8 C.M.A. 473 | United States Court of Military Appeals | 1957
Lead Opinion
Opinion of the Court
The accused was charged with six offenses. Three specifications were laid under Article 134, Uniform Code of Military Justice, 10 USC § 934, and each alleges the theft of a letter from the mails on a different date. Each of the other three specifications charges the larceny of a postal money - order, and all were laid under Article 121, Uniform Code of Military Justice, 10 USC § 921. The addressee of the letter set out in the numbered specifications under Article 134 is named as the owner of the money order in a correspondingly numbered specification under Article 121. The accused entered a plea of guilty- to all specifications and both charges. No evidence was. presented. He was .duly convicted and sentenced by the court-martial. Intermediate appellate authorities affirmed, with modification of the period of confinement.

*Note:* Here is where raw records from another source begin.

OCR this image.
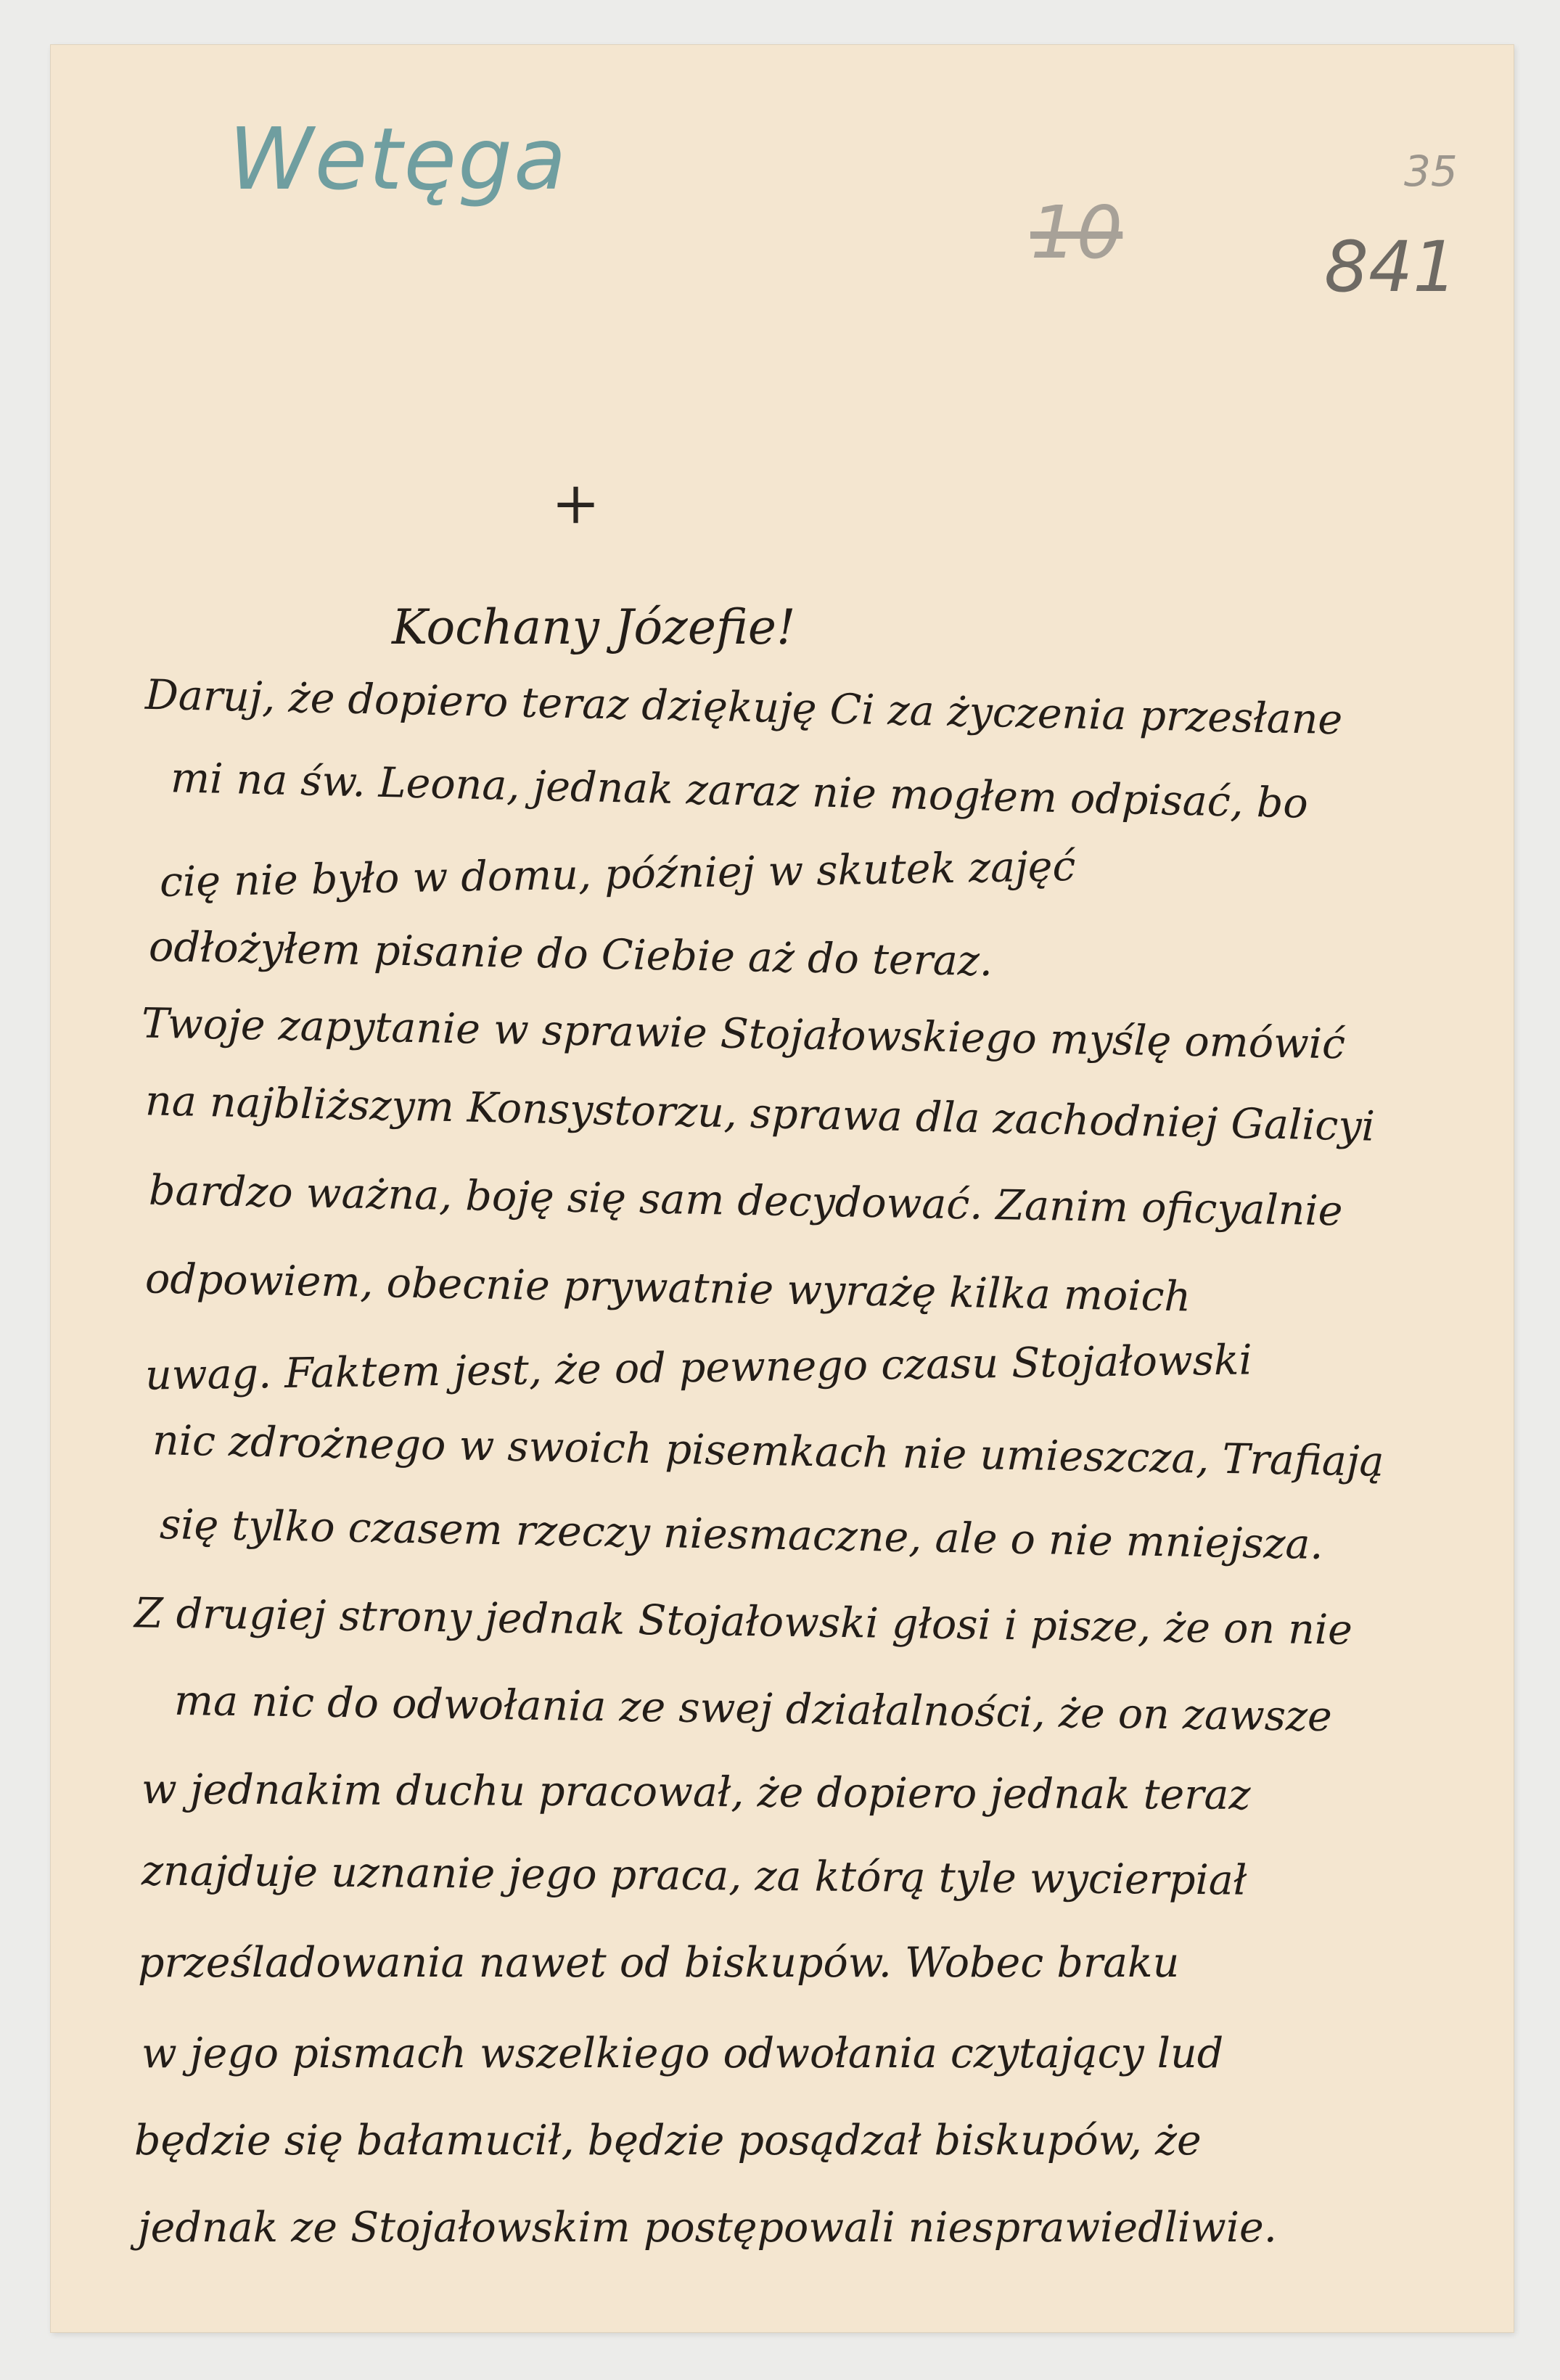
Wetęga
10
35
841
+
Kochany Józefie!
Daruj, że dopiero teraz dziękuję Ci za życzenia przesłane
mi na św. Leona, jednak zaraz nie mogłem odpisać, bo
cię nie było w domu, później w skutek zajęć
odłożyłem pisanie do Ciebie aż do teraz.
Twoje zapytanie w sprawie Stojałowskiego myślę omówić
na najbliższym Konsystorzu, sprawa dla zachodniej Galicyi
bardzo ważna, boję się sam decydować. Zanim oficyalnie
odpowiem, obecnie prywatnie wyrażę kilka moich
uwag. Faktem jest, że od pewnego czasu Stojałowski
nic zdrożnego w swoich pisemkach nie umieszcza, Trafiają
się tylko czasem rzeczy niesmaczne, ale o nie mniejsza.
Z drugiej strony jednak Stojałowski głosi i pisze, że on nie
ma nic do odwołania ze swej działalności, że on zawsze
w jednakim duchu pracował, że dopiero jednak teraz
znajduje uznanie jego praca, za którą tyle wycierpiał
prześladowania nawet od biskupów. Wobec braku
w jego pismach wszelkiego odwołania czytający lud
będzie się bałamucił, będzie posądzał biskupów, że
jednak ze Stojałowskim postępowali niesprawiedliwie.
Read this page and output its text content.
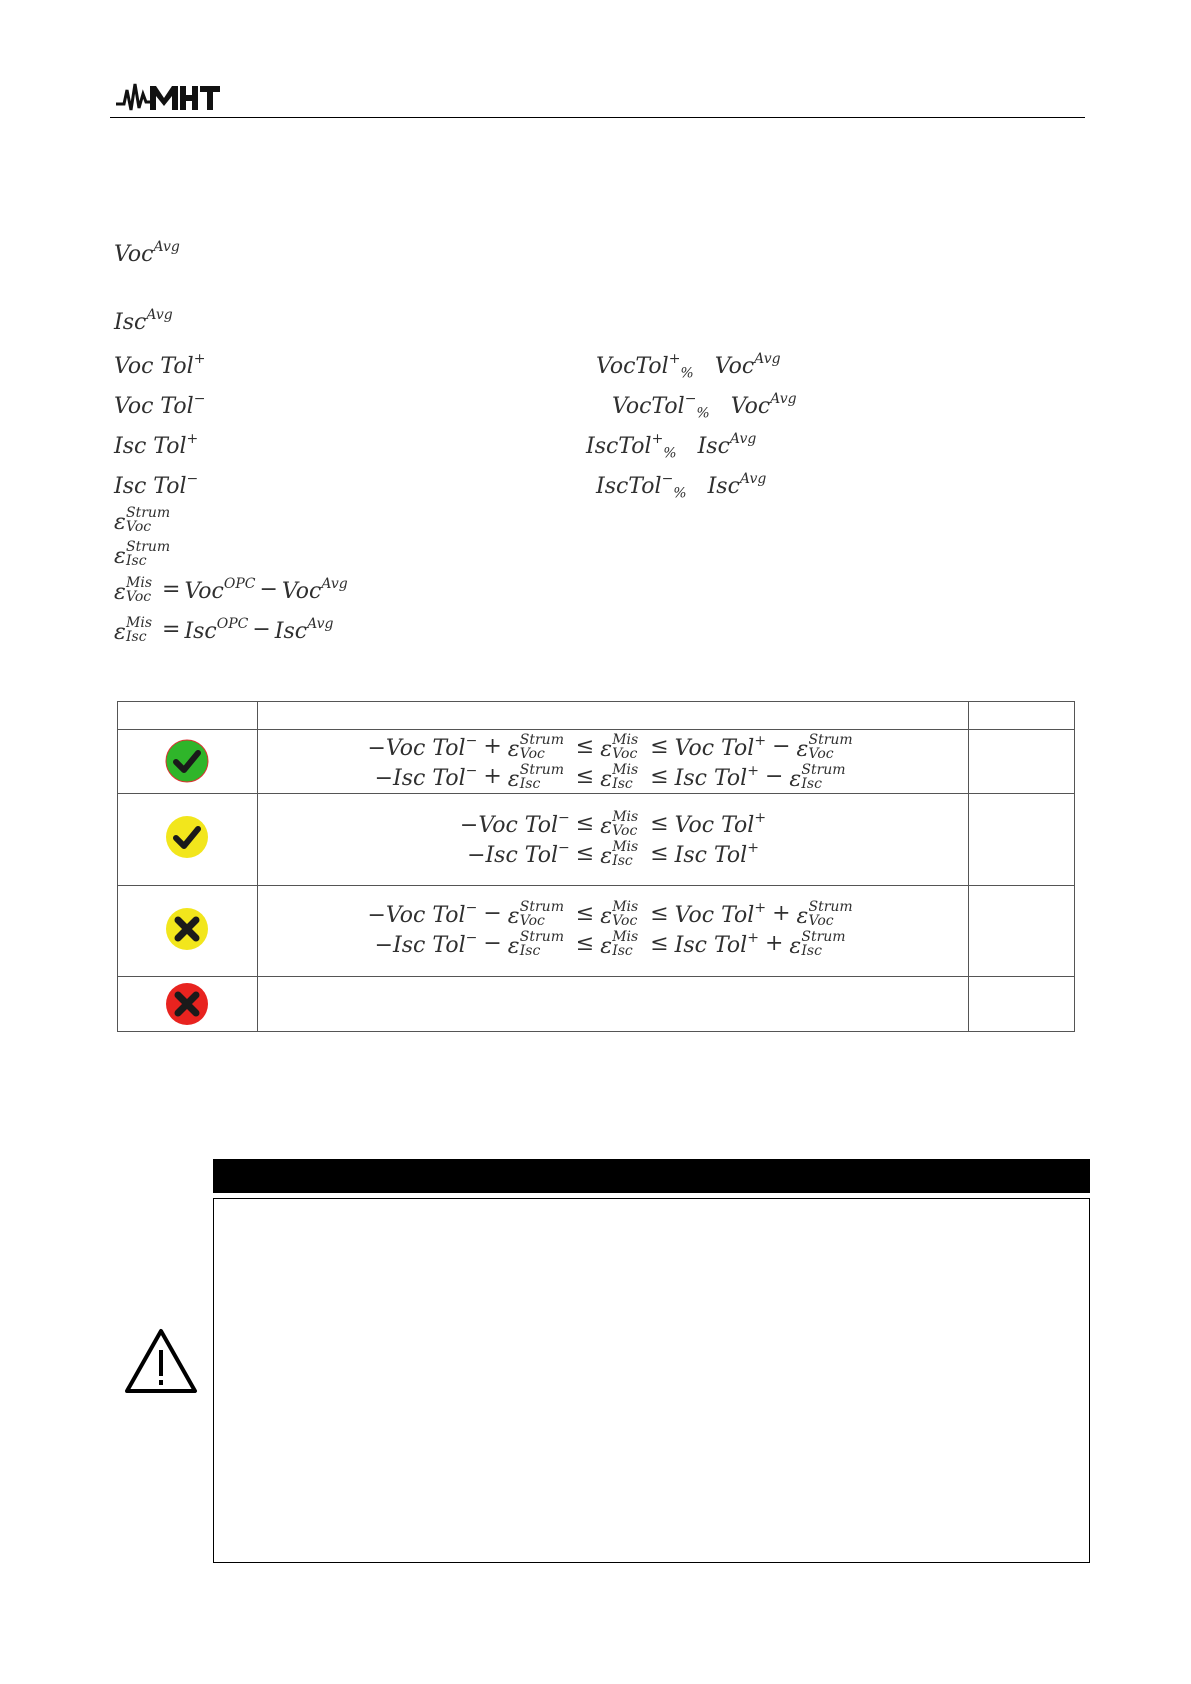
Voc$^{Avg}$
Isc$^{Avg}$
Voc Tol+
Voc Tol−
Isc Tol+
Isc Tol−
VocTol+$_{\%}$ Voc$^{Avg}$
VocTol−$_{\%}$ Voc$^{Avg}$
IscTol+$_{\%}$ Isc$^{Avg}$
IscTol−$_{\%}$ Isc$^{Avg}$
ε Strum
Voc
ε Strum
Isc
ε Mis
Voc = Voc$^{OPC}$ − Voc$^{Avg}$
ε Mis
Isc = Isc$^{OPC}$ − Isc$^{Avg}$
−Voc Tol− + ε Strum
Voc ≤ ε Mis
Voc ≤ Voc Tol+ − ε Strum
Voc
−Isc Tol− + ε Strum
Isc ≤ ε Mis
Isc ≤ Isc Tol+ − ε Strum
Isc
−Voc Tol− ≤ ε Mis
Voc ≤ Voc Tol+
−Isc Tol− ≤ ε Mis
Isc ≤ Isc Tol+
−Voc Tol− − ε Strum
Voc ≤ ε Mis
Voc ≤ Voc Tol+ + ε Strum
Voc
−Isc Tol− − ε Strum
Isc ≤ ε Mis
Isc ≤ Isc Tol+ + ε Strum
Isc
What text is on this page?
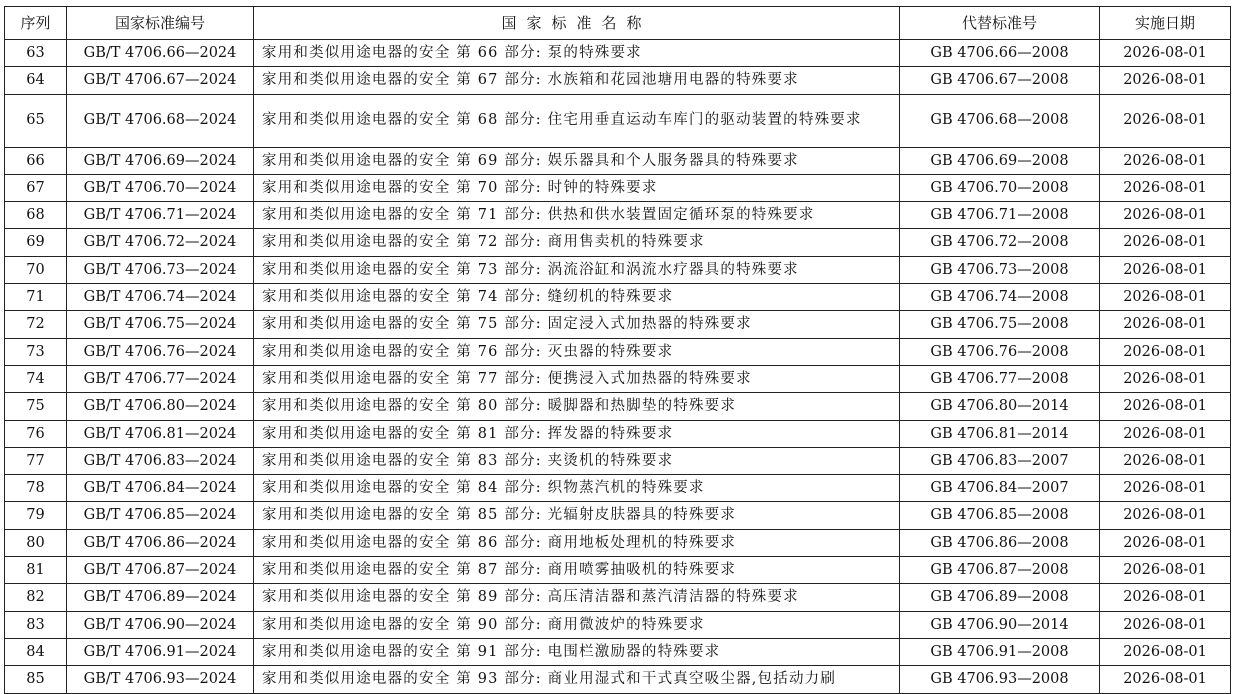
序列	国家标准编号	国家标准名称	代替标准号	实施日期
63	GB/T 4706.66—2024	家用和类似用途电器的安全 第 66 部分: 泵的特殊要求	GB 4706.66—2008	2026-08-01
64	GB/T 4706.67—2024	家用和类似用途电器的安全 第 67 部分: 水族箱和花园池塘用电器的特殊要求	GB 4706.67—2008	2026-08-01
65	GB/T 4706.68—2024	家用和类似用途电器的安全 第 68 部分: 住宅用垂直运动车库门的驱动装置的特殊要求	GB 4706.68—2008	2026-08-01
66	GB/T 4706.69—2024	家用和类似用途电器的安全 第 69 部分: 娱乐器具和个人服务器具的特殊要求	GB 4706.69—2008	2026-08-01
67	GB/T 4706.70—2024	家用和类似用途电器的安全 第 70 部分: 时钟的特殊要求	GB 4706.70—2008	2026-08-01
68	GB/T 4706.71—2024	家用和类似用途电器的安全 第 71 部分: 供热和供水装置固定循环泵的特殊要求	GB 4706.71—2008	2026-08-01
69	GB/T 4706.72—2024	家用和类似用途电器的安全 第 72 部分: 商用售卖机的特殊要求	GB 4706.72—2008	2026-08-01
70	GB/T 4706.73—2024	家用和类似用途电器的安全 第 73 部分: 涡流浴缸和涡流水疗器具的特殊要求	GB 4706.73—2008	2026-08-01
71	GB/T 4706.74—2024	家用和类似用途电器的安全 第 74 部分: 缝纫机的特殊要求	GB 4706.74—2008	2026-08-01
72	GB/T 4706.75—2024	家用和类似用途电器的安全 第 75 部分: 固定浸入式加热器的特殊要求	GB 4706.75—2008	2026-08-01
73	GB/T 4706.76—2024	家用和类似用途电器的安全 第 76 部分: 灭虫器的特殊要求	GB 4706.76—2008	2026-08-01
74	GB/T 4706.77—2024	家用和类似用途电器的安全 第 77 部分: 便携浸入式加热器的特殊要求	GB 4706.77—2008	2026-08-01
75	GB/T 4706.80—2024	家用和类似用途电器的安全 第 80 部分: 暖脚器和热脚垫的特殊要求	GB 4706.80—2014	2026-08-01
76	GB/T 4706.81—2024	家用和类似用途电器的安全 第 81 部分: 挥发器的特殊要求	GB 4706.81—2014	2026-08-01
77	GB/T 4706.83—2024	家用和类似用途电器的安全 第 83 部分: 夹烫机的特殊要求	GB 4706.83—2007	2026-08-01
78	GB/T 4706.84—2024	家用和类似用途电器的安全 第 84 部分: 织物蒸汽机的特殊要求	GB 4706.84—2007	2026-08-01
79	GB/T 4706.85—2024	家用和类似用途电器的安全 第 85 部分: 光辐射皮肤器具的特殊要求	GB 4706.85—2008	2026-08-01
80	GB/T 4706.86—2024	家用和类似用途电器的安全 第 86 部分: 商用地板处理机的特殊要求	GB 4706.86—2008	2026-08-01
81	GB/T 4706.87—2024	家用和类似用途电器的安全 第 87 部分: 商用喷雾抽吸机的特殊要求	GB 4706.87—2008	2026-08-01
82	GB/T 4706.89—2024	家用和类似用途电器的安全 第 89 部分: 高压清洁器和蒸汽清洁器的特殊要求	GB 4706.89—2008	2026-08-01
83	GB/T 4706.90—2024	家用和类似用途电器的安全 第 90 部分: 商用微波炉的特殊要求	GB 4706.90—2014	2026-08-01
84	GB/T 4706.91—2024	家用和类似用途电器的安全 第 91 部分: 电围栏激励器的特殊要求	GB 4706.91—2008	2026-08-01
85	GB/T 4706.93—2024	家用和类似用途电器的安全 第 93 部分: 商业用湿式和干式真空吸尘器,包括动力刷	GB 4706.93—2008	2026-08-01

On this appeal the accused contends that he should have been sentenced on the basis of three separate offenses instead of six. He argues that in each instance only one offense was committed because the money order was included within the particular letter that he abstracted from the mail on the days specified.
By themselves, the allegations of the specification do not support the accused’s argument. Neither does the record of trial contain any evidence to support it. The correspondence of date and addressee-owner is hardly enough to show that the money orders came from the stolen letters. However, both the Article 32 investigation and the Staff Judge Advocate’s post-trial review, which was considered by the convening authority in his action, show unmistakably that in fact the money orders came from the letters. Moreover, the Government acknowledges that the issue raised by the accused is “identical” to that considered by us in United States v Dicario, 8 USCMA 353, 24 CMR 163. In the Dicario case we held that an accused cannot be punished separately for the theft of a letter from the mail and for the theft of the contents of that letter. Under the circumstances, the Dicario holding is controlling.
The sentence is set aside. The record of trial is returned to the board of review for reassessment of the sentence.
Dissenting Opinion
(dissenting) :
I dissent for the reasons expressed in my dissenting opinion in United States v Dicario, 8 USCMA 353, 24 CMR 163.